Military Veterans Who Farm: Finding Each Other Means Finding the Missing Mission and Community.
January 30, 2017 / Rona Roberts
"Read Tribe." Heads nodded all over the room when two military veterans from Texas-based Farmers Assisting Returning Military—FARM—made that suggestion to a full room at Southern SAWG's annual gathering in Lexington last week. I immediately reserved one of the copies available in many formats at the wonderful Lexington Public Library.

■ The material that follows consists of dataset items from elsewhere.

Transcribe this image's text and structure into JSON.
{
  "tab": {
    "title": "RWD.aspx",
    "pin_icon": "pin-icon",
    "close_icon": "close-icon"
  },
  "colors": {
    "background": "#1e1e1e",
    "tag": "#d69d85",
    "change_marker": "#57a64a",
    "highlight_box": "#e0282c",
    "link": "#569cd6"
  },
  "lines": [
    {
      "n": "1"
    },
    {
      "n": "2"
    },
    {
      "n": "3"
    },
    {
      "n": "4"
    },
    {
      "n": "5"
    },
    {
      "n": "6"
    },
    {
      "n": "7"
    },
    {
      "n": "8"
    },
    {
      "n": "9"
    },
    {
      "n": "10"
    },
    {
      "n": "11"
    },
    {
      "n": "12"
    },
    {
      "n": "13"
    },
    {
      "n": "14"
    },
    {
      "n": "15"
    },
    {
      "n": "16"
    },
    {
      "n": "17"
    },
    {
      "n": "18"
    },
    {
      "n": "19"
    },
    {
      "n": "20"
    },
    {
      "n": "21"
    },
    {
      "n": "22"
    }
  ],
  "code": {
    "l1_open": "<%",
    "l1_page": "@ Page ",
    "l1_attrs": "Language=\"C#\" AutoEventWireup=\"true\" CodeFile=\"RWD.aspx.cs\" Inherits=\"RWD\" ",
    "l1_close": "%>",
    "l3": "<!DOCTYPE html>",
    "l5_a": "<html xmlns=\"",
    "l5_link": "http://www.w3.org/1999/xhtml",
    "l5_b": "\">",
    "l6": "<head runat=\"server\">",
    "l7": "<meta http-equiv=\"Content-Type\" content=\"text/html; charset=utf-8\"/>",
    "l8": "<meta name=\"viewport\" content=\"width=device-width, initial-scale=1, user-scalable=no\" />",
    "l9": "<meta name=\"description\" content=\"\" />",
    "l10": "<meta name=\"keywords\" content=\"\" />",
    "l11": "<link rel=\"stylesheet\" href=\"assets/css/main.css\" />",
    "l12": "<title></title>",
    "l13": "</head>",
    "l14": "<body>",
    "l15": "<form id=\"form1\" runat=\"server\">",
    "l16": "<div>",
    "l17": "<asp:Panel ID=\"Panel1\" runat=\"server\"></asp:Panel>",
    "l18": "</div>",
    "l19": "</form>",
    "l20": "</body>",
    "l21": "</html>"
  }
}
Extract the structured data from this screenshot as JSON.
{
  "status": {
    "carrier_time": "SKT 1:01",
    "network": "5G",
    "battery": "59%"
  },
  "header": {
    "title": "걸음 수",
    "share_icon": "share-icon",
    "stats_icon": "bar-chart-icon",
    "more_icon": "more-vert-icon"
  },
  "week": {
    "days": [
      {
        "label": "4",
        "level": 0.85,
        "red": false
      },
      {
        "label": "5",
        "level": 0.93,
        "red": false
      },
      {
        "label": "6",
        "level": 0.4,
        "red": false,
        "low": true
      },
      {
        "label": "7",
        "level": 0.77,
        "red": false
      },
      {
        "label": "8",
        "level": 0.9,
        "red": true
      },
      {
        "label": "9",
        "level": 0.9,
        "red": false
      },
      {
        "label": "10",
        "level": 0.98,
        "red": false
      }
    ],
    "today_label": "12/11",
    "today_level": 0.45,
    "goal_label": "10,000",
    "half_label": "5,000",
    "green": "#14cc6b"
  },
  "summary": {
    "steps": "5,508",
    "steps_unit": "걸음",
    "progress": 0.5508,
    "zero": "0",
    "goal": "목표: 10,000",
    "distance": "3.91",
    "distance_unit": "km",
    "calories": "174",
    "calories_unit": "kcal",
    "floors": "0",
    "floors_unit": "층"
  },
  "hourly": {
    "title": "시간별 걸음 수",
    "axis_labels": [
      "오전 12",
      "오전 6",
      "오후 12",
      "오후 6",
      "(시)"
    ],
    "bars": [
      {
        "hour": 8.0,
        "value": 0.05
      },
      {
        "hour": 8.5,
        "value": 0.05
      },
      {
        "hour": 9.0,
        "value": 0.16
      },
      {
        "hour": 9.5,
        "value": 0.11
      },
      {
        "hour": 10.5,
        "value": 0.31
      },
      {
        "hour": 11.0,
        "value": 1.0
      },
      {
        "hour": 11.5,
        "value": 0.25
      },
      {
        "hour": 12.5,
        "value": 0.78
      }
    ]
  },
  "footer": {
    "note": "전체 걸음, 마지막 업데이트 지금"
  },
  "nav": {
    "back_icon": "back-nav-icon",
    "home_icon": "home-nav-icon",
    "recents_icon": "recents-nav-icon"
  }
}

Tribe's subtitle: "On Homecoming and Belonging." FARM's tagline: "The power of community." The tagline of North Carolina-based Veterans Healing Farm: "Cultivating Life Through Community."
John Mahsie, Founder
John Mahsie, an Air Force vet who founded Veterans Healing Farm, told the group, "Getting out of the military leaves two big gaps: a loss of community and a loss of mission. And society is not all that patient with people who are trying to figure things out." For the two veterans with FARM, the cost of those losses include 11 suicides among the returned veterans in their unit.
Around the country veterans are finding a new mission and new community in the demanding work of farming, growing food, and feeding others. The Farmer Veterans Coalition is a national nonprofit group working in support of veterans in agriculture. The FVC includes Homegrown by Heroes, a marketing program the Kentucky Department of Agriculture launched that now operates in many states.